Seattle Times June 3, 2011
... McGinn pledged that, if elected, he would uphold city-state agreements but continue to ask "hard questions." The mayor has said he is keeping his word, and city staff are continuing to work with the state on the tunnel's preliminary design.So He said he would uphold city-state agreements. But he is flooding the environmental review with 110 comments, so far, and he is attacking the agreement - costs, tolling. And to make it totally clear he is still trying to get his bicycle option considered again.
This spring he also campaigned for a referendum on the tunnel, which will appear on the August primary ballot. McGinn has said he'll drop his opposition to the tunnel if the voters say they support the project.
But before the referendum signature drive was launched, the mayor also decided to take on the final environmental review.
Marquardt submitted 110 comments from Feb. 4 to 28. He pressed the state to more fully address the project's funding, the potential for cost overruns, the effects of tolling to pay for the tunnel and the state's failure to adequately consider the mayor's favored viaduct-replacement plan, the surface/ transit option.
So he is clearly violating his pledge. And other people have shown that he is so focused on violating this pledge that he isn't doing all of his job. Failure in process. He is working on it. The public can see it.
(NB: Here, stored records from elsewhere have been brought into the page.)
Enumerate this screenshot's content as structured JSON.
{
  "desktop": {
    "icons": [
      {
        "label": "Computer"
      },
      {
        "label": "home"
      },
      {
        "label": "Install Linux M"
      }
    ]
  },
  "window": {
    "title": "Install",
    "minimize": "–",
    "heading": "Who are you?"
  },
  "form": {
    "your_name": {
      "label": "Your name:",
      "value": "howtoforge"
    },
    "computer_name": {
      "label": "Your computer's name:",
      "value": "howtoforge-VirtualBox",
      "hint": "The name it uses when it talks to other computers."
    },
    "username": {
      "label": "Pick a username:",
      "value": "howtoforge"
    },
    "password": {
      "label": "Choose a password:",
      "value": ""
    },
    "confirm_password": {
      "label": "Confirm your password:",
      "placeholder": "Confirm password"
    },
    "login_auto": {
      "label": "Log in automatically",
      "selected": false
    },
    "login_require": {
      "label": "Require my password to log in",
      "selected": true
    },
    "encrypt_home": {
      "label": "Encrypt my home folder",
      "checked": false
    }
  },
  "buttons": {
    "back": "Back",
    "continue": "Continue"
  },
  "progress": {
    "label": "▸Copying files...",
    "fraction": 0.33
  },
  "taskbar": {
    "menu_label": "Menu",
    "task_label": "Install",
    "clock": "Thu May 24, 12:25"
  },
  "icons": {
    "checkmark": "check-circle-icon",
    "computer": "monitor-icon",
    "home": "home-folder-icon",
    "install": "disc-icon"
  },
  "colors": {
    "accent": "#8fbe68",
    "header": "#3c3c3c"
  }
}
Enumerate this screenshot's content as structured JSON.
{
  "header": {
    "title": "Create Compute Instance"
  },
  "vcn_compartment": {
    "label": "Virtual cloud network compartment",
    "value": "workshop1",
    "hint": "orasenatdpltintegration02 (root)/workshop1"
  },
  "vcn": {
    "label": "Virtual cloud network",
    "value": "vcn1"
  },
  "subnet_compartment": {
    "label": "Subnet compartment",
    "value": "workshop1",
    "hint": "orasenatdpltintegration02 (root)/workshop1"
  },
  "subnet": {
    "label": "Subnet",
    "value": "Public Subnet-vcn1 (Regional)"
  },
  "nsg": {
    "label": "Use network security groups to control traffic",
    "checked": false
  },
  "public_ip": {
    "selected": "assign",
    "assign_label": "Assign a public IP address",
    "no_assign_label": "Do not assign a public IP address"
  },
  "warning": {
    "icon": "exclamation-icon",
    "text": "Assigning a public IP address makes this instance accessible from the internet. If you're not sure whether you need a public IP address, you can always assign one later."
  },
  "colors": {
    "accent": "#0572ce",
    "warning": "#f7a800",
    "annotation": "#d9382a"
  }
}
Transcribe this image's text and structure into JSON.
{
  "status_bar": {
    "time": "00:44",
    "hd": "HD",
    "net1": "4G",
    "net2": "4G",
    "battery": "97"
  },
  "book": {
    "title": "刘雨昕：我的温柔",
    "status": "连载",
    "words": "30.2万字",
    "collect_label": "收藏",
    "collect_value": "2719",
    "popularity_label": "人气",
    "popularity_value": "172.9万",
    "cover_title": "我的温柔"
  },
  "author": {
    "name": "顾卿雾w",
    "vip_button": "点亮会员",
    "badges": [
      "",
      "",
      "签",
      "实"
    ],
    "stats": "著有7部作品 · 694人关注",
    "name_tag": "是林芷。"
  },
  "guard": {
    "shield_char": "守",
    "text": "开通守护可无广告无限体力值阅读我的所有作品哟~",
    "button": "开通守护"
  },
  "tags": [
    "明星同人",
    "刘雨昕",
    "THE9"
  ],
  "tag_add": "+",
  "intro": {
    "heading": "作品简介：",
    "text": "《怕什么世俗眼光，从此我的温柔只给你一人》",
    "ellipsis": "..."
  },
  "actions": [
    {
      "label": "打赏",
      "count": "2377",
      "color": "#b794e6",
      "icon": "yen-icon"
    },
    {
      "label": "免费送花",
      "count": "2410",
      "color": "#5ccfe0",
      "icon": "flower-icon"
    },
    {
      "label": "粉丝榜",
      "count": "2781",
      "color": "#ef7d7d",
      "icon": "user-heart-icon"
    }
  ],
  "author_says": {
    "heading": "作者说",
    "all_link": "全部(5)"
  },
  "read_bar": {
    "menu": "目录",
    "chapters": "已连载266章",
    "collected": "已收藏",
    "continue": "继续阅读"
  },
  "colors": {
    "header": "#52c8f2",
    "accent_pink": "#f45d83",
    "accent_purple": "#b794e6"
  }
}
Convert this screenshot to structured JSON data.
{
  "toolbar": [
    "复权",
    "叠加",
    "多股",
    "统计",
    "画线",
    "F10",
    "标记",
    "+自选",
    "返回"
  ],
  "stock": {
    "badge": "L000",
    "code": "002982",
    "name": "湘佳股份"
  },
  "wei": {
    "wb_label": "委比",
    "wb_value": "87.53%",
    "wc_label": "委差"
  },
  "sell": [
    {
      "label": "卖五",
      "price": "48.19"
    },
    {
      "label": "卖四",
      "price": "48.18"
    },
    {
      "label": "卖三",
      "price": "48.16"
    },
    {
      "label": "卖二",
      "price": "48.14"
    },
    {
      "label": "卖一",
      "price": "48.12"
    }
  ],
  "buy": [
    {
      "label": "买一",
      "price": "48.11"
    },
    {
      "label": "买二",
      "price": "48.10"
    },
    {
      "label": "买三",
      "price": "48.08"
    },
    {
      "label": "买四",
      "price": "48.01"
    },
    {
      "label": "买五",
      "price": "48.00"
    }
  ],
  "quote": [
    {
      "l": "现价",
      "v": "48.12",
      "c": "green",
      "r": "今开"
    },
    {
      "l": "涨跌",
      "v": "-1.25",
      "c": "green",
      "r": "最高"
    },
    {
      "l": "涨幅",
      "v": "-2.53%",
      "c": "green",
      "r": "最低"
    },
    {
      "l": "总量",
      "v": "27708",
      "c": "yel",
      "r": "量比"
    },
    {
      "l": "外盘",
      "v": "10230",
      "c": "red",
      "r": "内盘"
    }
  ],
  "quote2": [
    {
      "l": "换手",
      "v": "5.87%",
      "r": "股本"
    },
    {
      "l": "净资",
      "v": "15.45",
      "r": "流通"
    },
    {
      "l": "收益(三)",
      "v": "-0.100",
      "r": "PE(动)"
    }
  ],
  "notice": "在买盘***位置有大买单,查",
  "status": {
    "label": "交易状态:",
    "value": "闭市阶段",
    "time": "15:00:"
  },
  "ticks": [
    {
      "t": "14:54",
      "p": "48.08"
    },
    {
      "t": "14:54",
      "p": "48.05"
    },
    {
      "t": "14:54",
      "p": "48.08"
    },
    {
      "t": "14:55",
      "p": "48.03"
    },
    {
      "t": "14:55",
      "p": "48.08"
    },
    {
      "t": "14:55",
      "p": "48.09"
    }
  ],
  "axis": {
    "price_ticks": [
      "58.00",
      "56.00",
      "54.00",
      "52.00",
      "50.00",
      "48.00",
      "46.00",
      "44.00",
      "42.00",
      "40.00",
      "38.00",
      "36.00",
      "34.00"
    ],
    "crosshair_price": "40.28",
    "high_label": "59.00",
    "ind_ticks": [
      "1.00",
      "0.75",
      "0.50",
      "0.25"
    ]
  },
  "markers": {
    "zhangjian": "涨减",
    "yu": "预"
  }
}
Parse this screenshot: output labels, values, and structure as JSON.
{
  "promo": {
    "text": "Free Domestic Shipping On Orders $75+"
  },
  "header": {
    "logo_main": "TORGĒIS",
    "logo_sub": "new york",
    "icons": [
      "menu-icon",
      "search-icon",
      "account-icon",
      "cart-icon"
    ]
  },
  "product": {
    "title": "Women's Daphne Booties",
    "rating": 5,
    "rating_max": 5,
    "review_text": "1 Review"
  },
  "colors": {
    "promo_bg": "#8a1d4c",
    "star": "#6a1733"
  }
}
In late March his approval ratings from the public were more than 2 to 1 negative. Crosscut
His transportation director Hahn says the review is biased toward the tunnel. Hello? The tunnel is being built. Go look at the pile drivers that are working; I saw them yesterday. So, yes, the state is looking not looking at McGinn's bicycle alternative.
Hahn says McGinn is just trying to make sure things are thought out. But, McGinn! The project is at the "doing" stage. The people working on it are the builders. The time for exploring alternatives has passed. Hello, McGinn?